Department of Internal Medicine and Cardiology, UKGM GmbH Giessen and Marburg, Marburg Heart Center and Faculty of Medicine, Philipps-University, Marburg, Germany.
Prog Cardiovasc Dis. 2010 Sep-Oct;53(2):157-63. doi: 10.1016/j.pcad.2010.06.003.
The incidence and extent of pericardial involvement in neoplastic disease varies. In a considerable number of patients with breast or lung cancer or with mediastinal lymphoma, in addition to direct involvement by the tumor, radiation therapy as well as systemic tumor treatment can also lead to pericardial effusion. In addition, in immunosuppressed tumor patients, pericardial effusion can also arise from viral, bacterial, and autoimmune causes. To distinguish between these 3 different conditions leading to pericardial effusion, the diagnosis should be based on pericardiocentesis followed by fluid analysis for cytology and biomarkers, on epicardial and pericardial biopsy facilitated by flexible pericardioscopy with analysis of specimens by conventional histology and molecular biology techniques for viral and microbial aetiology. We collected prospectively but analyzed retrospectively 357 patients undergoing pericardiocentesis from 1988 to 2008 and identified 68 patients who had cancer-related pericardial effusion. With these methods, 42 patients demonstrated malignant effusion, 15 patients had radiation-induced pericardial, effusion, and in 11 patients without radiation therapy, the effusion could be attributed to either viral infection in 5 cases or to an autoimmune process in the remaining 6 patients. Consequently, intrapericardial treatment could be tailored for each cohort: neoplastic effusion was treated with intrapericardial cisplatin (single instillation of 30 mg/m(2) per 24 hours); in addition to the tumor-specific systemic chemotherapy, intrapericardial triamcinolone acetate (Volon A) was given in a dose of 500 mg/m(2) in the patients with autoimmune and radiation-induced effusion. Saline rinsing and intrapericardial sclerosing treatment were the treatment of choice in viral pericardial effusion. Oral colchicine treatment (2-3 x 0.5 mg) was given in all patients for at least 3 months. Recurrence of pericardial effusion was prevented for at least 3 months in more than 85% of patients. This differential diagnostic approach and the results of treatment were compared with published series.

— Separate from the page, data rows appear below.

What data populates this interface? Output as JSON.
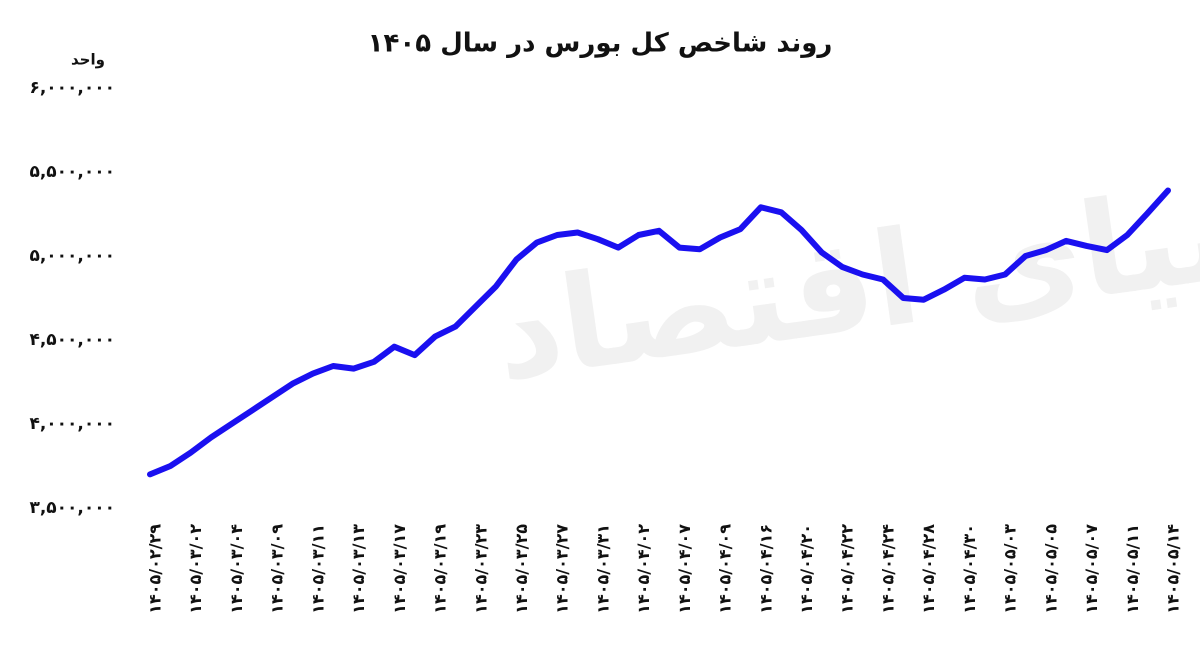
{
  "chart_data": {
    "type": "line",
    "title": "روند شاخص کل بورس در سال ۱۴۰۵",
    "y_label": "واحد",
    "watermark": "دنیای اقتصاد",
    "categories": [
      "۱۴۰۵/۰۲/۲۹",
      null,
      "۱۴۰۵/۰۳/۰۲",
      null,
      "۱۴۰۵/۰۳/۰۴",
      null,
      "۱۴۰۵/۰۳/۰۹",
      null,
      "۱۴۰۵/۰۳/۱۱",
      null,
      "۱۴۰۵/۰۳/۱۳",
      null,
      "۱۴۰۵/۰۳/۱۷",
      null,
      "۱۴۰۵/۰۳/۱۹",
      null,
      "۱۴۰۵/۰۳/۲۳",
      null,
      "۱۴۰۵/۰۳/۲۵",
      null,
      "۱۴۰۵/۰۳/۲۷",
      null,
      "۱۴۰۵/۰۳/۳۱",
      null,
      "۱۴۰۵/۰۴/۰۲",
      null,
      "۱۴۰۵/۰۴/۰۷",
      null,
      "۱۴۰۵/۰۴/۰۹",
      null,
      "۱۴۰۵/۰۴/۱۶",
      null,
      "۱۴۰۵/۰۴/۲۰",
      null,
      "۱۴۰۵/۰۴/۲۲",
      null,
      "۱۴۰۵/۰۴/۲۴",
      null,
      "۱۴۰۵/۰۴/۲۸",
      null,
      "۱۴۰۵/۰۴/۳۰",
      null,
      "۱۴۰۵/۰۵/۰۳",
      null,
      "۱۴۰۵/۰۵/۰۵",
      null,
      "۱۴۰۵/۰۵/۰۷",
      null,
      "۱۴۰۵/۰۵/۱۱",
      null,
      "۱۴۰۵/۰۵/۱۴"
    ],
    "series": [
      {
        "name": "شاخص کل",
        "color": "#1a10f0",
        "values": [
          3700000,
          3750000,
          3830000,
          3920000,
          4000000,
          4080000,
          4160000,
          4240000,
          4300000,
          4345000,
          4330000,
          4370000,
          4460000,
          4410000,
          4520000,
          4580000,
          4700000,
          4820000,
          4980000,
          5080000,
          5125000,
          5140000,
          5100000,
          5050000,
          5125000,
          5150000,
          5050000,
          5040000,
          5110000,
          5160000,
          5290000,
          5260000,
          5155000,
          5020000,
          4935000,
          4890000,
          4860000,
          4750000,
          4740000,
          4800000,
          4870000,
          4860000,
          4890000,
          5000000,
          5035000,
          5090000,
          5060000,
          5035000,
          5125000,
          5255000,
          5390000
        ]
      }
    ],
    "ylim": [
      3500000,
      6000000
    ],
    "yticks": [
      {
        "value": 3500000,
        "label": "۳,۵۰۰,۰۰۰"
      },
      {
        "value": 4000000,
        "label": "۴,۰۰۰,۰۰۰"
      },
      {
        "value": 4500000,
        "label": "۴,۵۰۰,۰۰۰"
      },
      {
        "value": 5000000,
        "label": "۵,۰۰۰,۰۰۰"
      },
      {
        "value": 5500000,
        "label": "۵,۵۰۰,۰۰۰"
      },
      {
        "value": 6000000,
        "label": "۶,۰۰۰,۰۰۰"
      }
    ],
    "grid": false
  }
}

肿瘤性疾病累及心包的发生率和程度各不相同。在相当数量的乳腺癌、肺癌或纵隔淋巴瘤患者中,除了肿瘤直接累及心包外,放射治疗以及全身肿瘤治疗也可导致心包积液。此外,在免疫抑制的肿瘤患者中,心包积液也可由病毒、细菌和自身免疫原因引起。为了区分导致心包积液的这 3 种不同情况,诊断应基于心包穿刺,然后对积液进行细胞学和生物标志物分析,通过心包镜进行心外膜和心包活检,对标本进行常规组织学和分子生物学技术分析,以确定病毒和微生物病因。我们前瞻性地收集了 1988 年至 2008 年期间 357 例心包穿刺患者的数据,并确定了 68 例有癌相关性心包积液的患者。通过这些方法,42 例患者证实为恶性积液,15 例患者为放疗相关性心包积液,在 11 例未接受放疗的患者中,5 例为病毒感染,6 例为自身免疫过程。因此,可以为每个队列量身定制心包内治疗:肿瘤性积液采用顺铂心包内注射(每 24 小时单剂量 30mg/m2);除了肿瘤特异性全身化疗外,对于自身免疫和放疗相关性积液患者,给予曲安西龙(醋酸曲安奈德,Volon A)心包内注射,剂量为 500mg/m2。对于病毒性心包积液,采用盐水冲洗和心包内硬化治疗。所有患者均给予秋水仙碱(2-3 x 0.5mg)口服治疗至少 3 个月。85%以上的患者至少 3 个月内预防了心包积液复发。这种鉴别诊断方法和治疗结果与已发表的系列结果进行了比较。